IKEA złożyła apelację od tego orzeczenia. Sąd Okręgowy w Krakowie przyznał jednak rację sądowi pierwszej instancji, wskazując, że wypowiedzenie było niezasadne. Sąd Okręgowy wskazał, że miejsce pracy powinno być wolne od indoktrynacji światopoglądowej, Janusz Komenda mógł zaś odebrać działanie IKEA jako godzące w jego system wartości. Powód działał w obronie swoich wartości. W ocenie sądu, pracodawca powinien uwzględnić, że duża część Polaków jest chrześcijanami i mają oni prawo do swoich przekonań i ich obrony. Sąd Okręgowy zaznaczył, że IKEA nie może powoływać się na naruszenie przez Janusza Komendę zasad współżycia społecznego, skoro sama te zasady naruszyła.
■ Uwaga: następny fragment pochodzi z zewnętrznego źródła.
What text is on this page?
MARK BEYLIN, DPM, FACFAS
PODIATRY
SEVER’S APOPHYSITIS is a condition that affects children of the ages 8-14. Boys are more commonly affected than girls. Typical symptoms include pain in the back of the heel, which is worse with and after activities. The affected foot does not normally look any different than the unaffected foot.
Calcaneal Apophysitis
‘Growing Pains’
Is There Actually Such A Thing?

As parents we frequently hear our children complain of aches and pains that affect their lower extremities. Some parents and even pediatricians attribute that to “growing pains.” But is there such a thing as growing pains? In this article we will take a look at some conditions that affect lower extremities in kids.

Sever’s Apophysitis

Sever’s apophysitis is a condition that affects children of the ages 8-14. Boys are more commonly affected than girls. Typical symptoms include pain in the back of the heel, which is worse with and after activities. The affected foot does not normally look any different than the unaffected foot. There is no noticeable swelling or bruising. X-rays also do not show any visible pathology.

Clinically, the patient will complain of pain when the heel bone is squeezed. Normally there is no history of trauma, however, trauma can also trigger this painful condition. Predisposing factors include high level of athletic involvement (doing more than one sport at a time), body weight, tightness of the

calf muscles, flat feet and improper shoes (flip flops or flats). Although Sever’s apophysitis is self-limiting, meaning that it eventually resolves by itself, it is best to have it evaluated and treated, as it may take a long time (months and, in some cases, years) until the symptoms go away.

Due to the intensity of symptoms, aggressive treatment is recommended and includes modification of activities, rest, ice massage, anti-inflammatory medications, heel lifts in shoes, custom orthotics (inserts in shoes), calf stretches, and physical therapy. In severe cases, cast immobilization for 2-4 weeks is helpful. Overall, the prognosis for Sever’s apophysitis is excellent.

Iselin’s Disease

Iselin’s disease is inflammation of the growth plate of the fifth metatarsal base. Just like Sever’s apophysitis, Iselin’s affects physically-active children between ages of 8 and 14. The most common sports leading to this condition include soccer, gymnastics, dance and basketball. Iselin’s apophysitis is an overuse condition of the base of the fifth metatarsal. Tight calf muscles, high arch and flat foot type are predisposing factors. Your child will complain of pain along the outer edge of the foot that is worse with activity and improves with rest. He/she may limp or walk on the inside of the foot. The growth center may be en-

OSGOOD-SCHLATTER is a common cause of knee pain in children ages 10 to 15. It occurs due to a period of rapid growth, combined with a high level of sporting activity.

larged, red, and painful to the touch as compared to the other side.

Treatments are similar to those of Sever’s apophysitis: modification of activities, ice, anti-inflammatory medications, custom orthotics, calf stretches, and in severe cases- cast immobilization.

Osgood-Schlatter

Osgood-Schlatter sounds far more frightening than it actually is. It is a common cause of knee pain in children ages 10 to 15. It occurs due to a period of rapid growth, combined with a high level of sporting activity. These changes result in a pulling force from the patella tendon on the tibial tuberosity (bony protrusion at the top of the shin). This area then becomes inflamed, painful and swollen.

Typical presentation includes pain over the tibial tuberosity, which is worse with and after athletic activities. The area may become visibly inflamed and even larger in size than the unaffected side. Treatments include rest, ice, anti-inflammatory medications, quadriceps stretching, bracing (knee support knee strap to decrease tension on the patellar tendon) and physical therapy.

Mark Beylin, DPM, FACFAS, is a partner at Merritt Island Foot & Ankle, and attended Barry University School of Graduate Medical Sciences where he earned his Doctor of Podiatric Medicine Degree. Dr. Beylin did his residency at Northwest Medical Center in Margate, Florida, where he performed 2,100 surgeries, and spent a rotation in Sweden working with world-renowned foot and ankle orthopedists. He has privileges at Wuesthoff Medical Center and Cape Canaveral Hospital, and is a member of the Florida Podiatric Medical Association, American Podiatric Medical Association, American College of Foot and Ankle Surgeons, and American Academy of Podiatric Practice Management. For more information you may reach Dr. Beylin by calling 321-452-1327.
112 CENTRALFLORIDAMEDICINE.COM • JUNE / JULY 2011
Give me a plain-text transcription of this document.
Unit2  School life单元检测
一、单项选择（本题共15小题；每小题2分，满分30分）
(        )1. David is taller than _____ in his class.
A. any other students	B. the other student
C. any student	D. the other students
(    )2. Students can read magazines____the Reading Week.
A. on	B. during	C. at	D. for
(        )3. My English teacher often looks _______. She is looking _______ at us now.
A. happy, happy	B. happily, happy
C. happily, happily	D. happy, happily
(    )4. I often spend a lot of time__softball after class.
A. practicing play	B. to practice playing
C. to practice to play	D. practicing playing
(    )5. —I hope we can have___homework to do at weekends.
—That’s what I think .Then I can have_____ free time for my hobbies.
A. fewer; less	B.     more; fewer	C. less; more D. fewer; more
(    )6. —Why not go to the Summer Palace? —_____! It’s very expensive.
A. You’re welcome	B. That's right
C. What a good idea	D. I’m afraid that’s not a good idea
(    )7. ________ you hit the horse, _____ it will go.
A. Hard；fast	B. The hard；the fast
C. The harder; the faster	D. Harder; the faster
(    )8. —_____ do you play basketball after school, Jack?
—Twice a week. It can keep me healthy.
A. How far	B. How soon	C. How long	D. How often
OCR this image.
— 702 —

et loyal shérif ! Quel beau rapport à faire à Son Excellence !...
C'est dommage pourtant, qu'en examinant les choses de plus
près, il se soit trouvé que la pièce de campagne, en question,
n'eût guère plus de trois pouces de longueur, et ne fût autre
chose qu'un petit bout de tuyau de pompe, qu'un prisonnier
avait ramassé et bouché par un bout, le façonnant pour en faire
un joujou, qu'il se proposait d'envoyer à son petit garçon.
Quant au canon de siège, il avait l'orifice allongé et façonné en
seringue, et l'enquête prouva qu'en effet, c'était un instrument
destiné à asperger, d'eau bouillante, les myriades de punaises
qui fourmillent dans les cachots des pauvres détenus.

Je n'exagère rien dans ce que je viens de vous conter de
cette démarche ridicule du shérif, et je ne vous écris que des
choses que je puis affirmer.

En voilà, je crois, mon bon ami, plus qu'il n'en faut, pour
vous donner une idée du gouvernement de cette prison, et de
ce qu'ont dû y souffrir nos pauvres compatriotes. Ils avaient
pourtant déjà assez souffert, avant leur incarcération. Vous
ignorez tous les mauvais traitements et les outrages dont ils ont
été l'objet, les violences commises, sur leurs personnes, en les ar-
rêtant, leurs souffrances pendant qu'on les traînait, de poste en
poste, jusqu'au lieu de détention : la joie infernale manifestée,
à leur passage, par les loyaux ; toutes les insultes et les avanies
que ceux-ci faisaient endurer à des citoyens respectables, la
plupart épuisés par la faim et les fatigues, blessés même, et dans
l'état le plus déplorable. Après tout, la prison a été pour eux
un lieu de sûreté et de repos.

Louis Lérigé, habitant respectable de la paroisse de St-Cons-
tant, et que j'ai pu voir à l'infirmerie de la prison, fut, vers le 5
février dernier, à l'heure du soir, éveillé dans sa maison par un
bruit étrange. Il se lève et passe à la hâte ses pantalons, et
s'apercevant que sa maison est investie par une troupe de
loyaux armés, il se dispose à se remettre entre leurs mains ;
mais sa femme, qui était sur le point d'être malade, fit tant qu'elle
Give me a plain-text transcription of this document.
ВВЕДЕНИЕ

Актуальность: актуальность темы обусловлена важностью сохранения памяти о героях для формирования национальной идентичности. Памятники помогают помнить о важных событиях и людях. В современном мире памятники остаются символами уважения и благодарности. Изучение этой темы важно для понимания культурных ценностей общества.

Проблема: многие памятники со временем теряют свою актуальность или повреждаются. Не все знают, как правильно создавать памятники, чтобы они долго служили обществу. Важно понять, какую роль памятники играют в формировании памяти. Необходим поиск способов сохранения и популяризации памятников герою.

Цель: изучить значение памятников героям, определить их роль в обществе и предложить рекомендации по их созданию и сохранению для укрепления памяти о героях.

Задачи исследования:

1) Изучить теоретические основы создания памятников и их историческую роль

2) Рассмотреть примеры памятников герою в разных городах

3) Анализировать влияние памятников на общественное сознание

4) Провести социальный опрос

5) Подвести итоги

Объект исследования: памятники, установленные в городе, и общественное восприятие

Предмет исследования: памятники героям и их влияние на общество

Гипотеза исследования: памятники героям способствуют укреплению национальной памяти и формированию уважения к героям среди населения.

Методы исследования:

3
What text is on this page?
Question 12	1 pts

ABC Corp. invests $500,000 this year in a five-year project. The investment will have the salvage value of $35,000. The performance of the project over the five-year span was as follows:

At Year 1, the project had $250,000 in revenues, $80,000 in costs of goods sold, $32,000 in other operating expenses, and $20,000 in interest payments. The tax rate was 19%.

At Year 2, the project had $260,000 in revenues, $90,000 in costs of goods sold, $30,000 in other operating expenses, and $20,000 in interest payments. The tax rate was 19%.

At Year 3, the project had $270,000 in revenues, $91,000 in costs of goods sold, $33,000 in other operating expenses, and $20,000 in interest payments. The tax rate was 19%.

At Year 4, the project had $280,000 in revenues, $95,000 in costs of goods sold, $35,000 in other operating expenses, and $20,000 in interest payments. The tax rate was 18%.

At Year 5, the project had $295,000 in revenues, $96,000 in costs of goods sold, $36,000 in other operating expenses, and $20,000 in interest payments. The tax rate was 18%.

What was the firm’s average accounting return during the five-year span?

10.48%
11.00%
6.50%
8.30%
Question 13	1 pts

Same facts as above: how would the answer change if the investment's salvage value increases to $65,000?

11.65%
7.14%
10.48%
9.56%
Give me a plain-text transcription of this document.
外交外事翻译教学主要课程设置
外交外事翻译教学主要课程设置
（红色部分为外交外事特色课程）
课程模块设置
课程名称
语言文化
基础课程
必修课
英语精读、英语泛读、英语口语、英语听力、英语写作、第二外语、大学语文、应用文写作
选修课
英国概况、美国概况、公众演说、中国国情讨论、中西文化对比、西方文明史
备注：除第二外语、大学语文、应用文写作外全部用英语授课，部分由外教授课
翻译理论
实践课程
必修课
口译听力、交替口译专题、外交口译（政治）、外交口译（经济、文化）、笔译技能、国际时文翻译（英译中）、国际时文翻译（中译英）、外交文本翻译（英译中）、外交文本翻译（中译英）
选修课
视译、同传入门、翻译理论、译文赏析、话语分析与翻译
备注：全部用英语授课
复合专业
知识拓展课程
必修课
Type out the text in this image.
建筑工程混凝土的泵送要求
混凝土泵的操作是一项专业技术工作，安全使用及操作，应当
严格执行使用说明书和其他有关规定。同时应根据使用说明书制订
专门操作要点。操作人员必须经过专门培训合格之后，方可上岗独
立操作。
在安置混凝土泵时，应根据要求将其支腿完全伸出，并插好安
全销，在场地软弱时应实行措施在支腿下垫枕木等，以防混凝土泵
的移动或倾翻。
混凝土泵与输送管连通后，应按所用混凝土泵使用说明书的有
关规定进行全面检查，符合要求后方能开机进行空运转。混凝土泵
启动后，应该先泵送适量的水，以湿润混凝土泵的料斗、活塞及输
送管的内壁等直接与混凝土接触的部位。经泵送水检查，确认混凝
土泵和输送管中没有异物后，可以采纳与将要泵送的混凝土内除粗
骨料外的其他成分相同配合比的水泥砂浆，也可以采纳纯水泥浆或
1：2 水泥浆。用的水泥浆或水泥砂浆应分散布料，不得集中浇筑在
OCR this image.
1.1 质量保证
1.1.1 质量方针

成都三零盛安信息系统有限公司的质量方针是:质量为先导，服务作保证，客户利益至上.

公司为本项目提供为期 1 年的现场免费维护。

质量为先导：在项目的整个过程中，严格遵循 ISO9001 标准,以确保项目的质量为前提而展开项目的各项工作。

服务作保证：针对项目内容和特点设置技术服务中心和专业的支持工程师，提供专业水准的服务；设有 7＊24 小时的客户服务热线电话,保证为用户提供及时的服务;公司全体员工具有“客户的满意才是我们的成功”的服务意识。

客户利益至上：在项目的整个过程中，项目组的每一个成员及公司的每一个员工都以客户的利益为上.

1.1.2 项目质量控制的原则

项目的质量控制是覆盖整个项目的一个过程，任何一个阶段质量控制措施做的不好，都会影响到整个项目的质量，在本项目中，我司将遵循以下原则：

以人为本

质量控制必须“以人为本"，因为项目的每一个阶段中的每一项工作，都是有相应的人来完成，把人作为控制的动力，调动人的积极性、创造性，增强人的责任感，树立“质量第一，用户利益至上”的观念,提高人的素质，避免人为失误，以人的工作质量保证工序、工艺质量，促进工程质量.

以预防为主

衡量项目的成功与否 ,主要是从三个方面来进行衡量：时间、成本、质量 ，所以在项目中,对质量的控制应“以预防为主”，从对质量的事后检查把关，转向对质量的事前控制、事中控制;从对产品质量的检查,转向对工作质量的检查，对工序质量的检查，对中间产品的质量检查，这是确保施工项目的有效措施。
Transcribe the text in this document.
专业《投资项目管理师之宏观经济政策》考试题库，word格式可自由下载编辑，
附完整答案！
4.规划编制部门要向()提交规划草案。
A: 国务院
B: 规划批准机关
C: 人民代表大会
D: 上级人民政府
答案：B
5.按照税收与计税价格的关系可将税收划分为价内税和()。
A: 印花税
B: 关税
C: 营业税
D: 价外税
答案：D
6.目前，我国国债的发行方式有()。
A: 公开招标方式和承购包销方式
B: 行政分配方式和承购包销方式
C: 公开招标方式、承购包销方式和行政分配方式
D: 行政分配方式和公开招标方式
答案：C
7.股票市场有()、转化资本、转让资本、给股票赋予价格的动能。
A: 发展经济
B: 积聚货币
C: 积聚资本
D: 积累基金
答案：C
Podczas rozprawy, jeden z pełnomocników firmy IKEA wygłosił mowę przypominającą manifest polityczny, charakterystyczny dla ruchu LGBT, wychodząc poza przedmiot postępowania, co też podkreślił adw. Paweł Szafraniec, reprezentujący Ordo Iuris. Adw.Szafraniec w replice zwrócił uwagę, że za akronimem LGBT kryje się szereg postulatów głębokiej zmiany społecznej, w szczególności dążenie do „dekonstrukcji i destabilizacji kategorii płci i seksualności” i zapytał, czy pracownicy IKEA mają również włączyć te postulaty do swojego postrzegania świata. Zestawił również sposób postępowania pozwanej spółki z mechanizmami funkcjonowania zakładu pracy w czasach komunistycznych, wskazując na praktyki łamania sumień „nieprawomyślnych” robotników.
Apelację od ubiegłorocznego orzeczenia Sądu Rejonowego złożył również Instytut Ordo Iuris. Sąd uznał bowiem, że decyzja pracodawcy nie stanowiła dyskryminacji Janusza Komendy na tle religijnym i oddalił roszczenie o zasądzenie odszkodowania na rzecz pracownika. Instytut Ordo Iuris podkreślał, że powodem zwolnienia Janusza Komendy było wyrażenie przez niego przywiązania do chrześcijańskich wartości. Prawnicy zwrócili uwagę, że sam sąd uznał zeznania Janusza Komendy za w pełni wiarygodne, a przecież wynikało z nich, że w trakcie rozmowy poprzedzającej zwolnienie kierownictwo miało pretensje właśnie o cytaty z Pisma Świętego. Instytut wskazał zatem, że jeśli sąd uznał zeznania pracownika za wiarygodne, to powinien też dojść do wniosku, iż został on wydalony z pracy właśnie za te cytaty. Pracownik w przeszłości cieszył się dobrą opinią przełożonych, współpracowników i klientów. Jego wynagrodzenie było wielokrotnie podnoszone, otrzymywał także różne nagrody.
Sąd Okręgowy oddalił jednak także apelację Instytutu. Zdaniem sądu przyczyną zwolnienia Janusza Komendy nie było pochodzenie cytatów, ale ich treść.
„Mimo tego, prawomocne rozstrzygnięcie Sądu Okręgowego w Krakowie stanowi milowy krok w kierunku ochrony wolności wyrażania swoich poglądów, wolności religijnej. Zdaje się ono stanowić tamę dla wielkich korporacji, które, wychodząc poza ramy stosunku pracy, narzucają swoim pracownikom lewicową ideologię, a tych, którzy jej nie akceptują, karzą dyscyplinarnie, a ostatecznie - wyrzuceniem z pracy. W orzeczeniu sądu wybrzmiewa również prawo chrześcijan do obrony swoich wartości, szczególnie w Rzeczypospolitej, gdzie stanowią oni znaczną część społeczeństwa. Pan Janusz został prawomocnie przywrócony do pracy, a równolegle wzmocniony został fundament demokratycznego państwa, jakim jest wolność słowa” – wskazuje adw. Paweł Szafraniec z Centrum Interwencji Procesowej Ordo Iuris.